The school buildings are just the way they were in Chandra's time. And well before that, too. The buildings were inaugurated in 1898, even though the school, in different forms, had been functioning from much earlier. Chandra finished his schooling in 1925 and then went to college a short distance away - the Presidency College. In those days, college meant 5 years; in the final two years, Chandra "formed a friendship" with a Lalitha Doraiswamy, a college-mate one year his junior. She became his wife in 1936 and remained so throughout her life, being the "central facts" of Chandra's life - something he spoke about in his biographical on the Nobel Prize website

In 1998, three years after his passing away, NASA named its AXAF the "Chandra X-ray Observatory" in his honour. And that is how this quadrangle - where generations since have played, and then gone on to shine in their chosen fields - connects with something out there amidst the stars!



Wednesday, January 6, 2010

Schooling generations

Big Street in Triplicane is not broad enough for one to step back and get a complete picture of this three-storeyed redbrick building. The few trees growing in such a way as to cover the facade add to the difficulty of getting a good picture, so this one will have to do. That's okay, for in the case of this building, pictures cannot tell the story, because the story goes back to the middle of the 19th century. Where in the middle is not known exactly; the roots could well have been a little-occupied pundit trying to get the neighbourhood boys to learn the basics of reading and writing, or even just teaching them to chant shlokas. Make that two pundits: one teaching in Tamizh and the other in Telugu. Maybe that's how we find ourselves, in the early 1850s, hearing about two schools in Triplicane - the Dravida Patasala and the Hindu Andhra Dravida Balura Patasala. Both of them merged in 1860 and the new school was named the Triplicane Andhra Dravida Balura Patasala, where both Tamizh and Telugu competed with each other for pride of place.

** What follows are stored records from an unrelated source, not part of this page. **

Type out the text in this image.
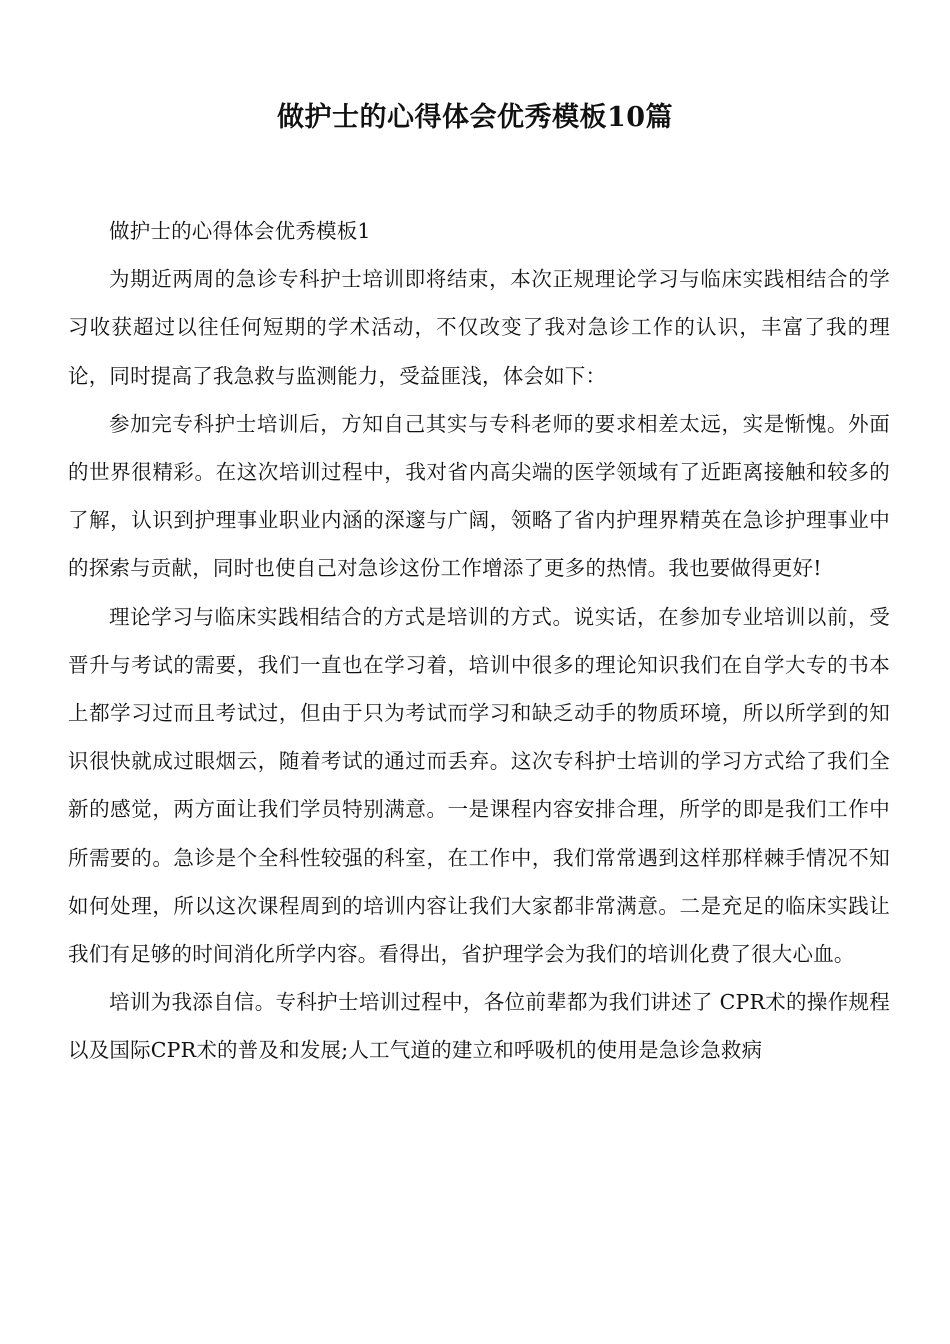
做护士的心得体会优秀模板10篇

做护士的心得体会优秀模板1

为期近两周的急诊专科护士培训即将结束，本次正规理论学习与临床实践相结合的学习收获超过以往任何短期的学术活动，不仅改变了我对急诊工作的认识，丰富了我的理论，同时提高了我急救与监测能力，受益匪浅，体会如下：

参加完专科护士培训后，方知自己其实与专科老师的要求相差太远，实是惭愧。外面的世界很精彩。在这次培训过程中，我对省内高尖端的医学领域有了近距离接触和较多的了解，认识到护理事业职业内涵的深邃与广阔，领略了省内护理界精英在急诊护理事业中的探索与贡献，同时也使自己对急诊这份工作增添了更多的热情。我也要做得更好!

理论学习与临床实践相结合的方式是培训的方式。说实话，在参加专业培训以前，受晋升与考试的需要，我们一直也在学习着，培训中很多的理论知识我们在自学大专的书本上都学习过而且考试过，但由于只为考试而学习和缺乏动手的物质环境，所以所学到的知识很快就成过眼烟云，随着考试的通过而丢弃。这次专科护士培训的学习方式给了我们全新的感觉，两方面让我们学员特别满意。一是课程内容安排合理，所学的即是我们工作中所需要的。急诊是个全科性较强的科室，在工作中，我们常常遇到这样那样棘手情况不知如何处理，所以这次课程周到的培训内容让我们大家都非常满意。二是充足的临床实践让我们有足够的时间消化所学内容。看得出，省护理学会为我们的培训化费了很大心血。

培训为我添自信。专科护士培训过程中，各位前辈都为我们讲述了 CPR术的操作规程以及国际CPR术的普及和发展;人工气道的建立和呼吸机的使用是急诊急救病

Initially patronised by families who were loath to send their children to the Englishman's schools, the Patasala found itself in dire straits towards the end of the 1860s. It is said that in 1869, enrolment was down to 48 students and the school was in debt for 80 rupees. It was then that the governing body brought in M.A. Singarachariar, who was the Head Cashier of the Bank of Madras, to take over as the Secretary-Treasurer of the School. Singarachariar carried out that assignment in style and in the process, established the primacy of English as the language of the school. In keeping with that changed focus, the school was renamed as The Triplicane Anglo-Vernacular High School in 1873. And by the 1890s, school funds were ample enough for the leading contractor of the era, Namberumal Chetty to be engaged for constructing this building, which was inaugurated in 1897. In 1898, the school changed its name to The Hindu High School.

A minor change was made in the name in 1978 and the school has since been called The Hindu Higher Secondary School. The roster of its alumni is impressive - media moguls, police officers, high court judges, governors, civil servants, movie stars, cricketers. One of the more famous alumni reportedly brought his wife to the school sometime in the 1980s to show her the marks register of 1924-25. She hadn't believed him when he claimed to have scored a centum in maths in his school finals, so he had to prove it to her. That alumnus was Subramanyan Chandrasekhar, who won the Nobel Prize for Physics in 1983 - the school reportedly maintains the marks register of his time even today!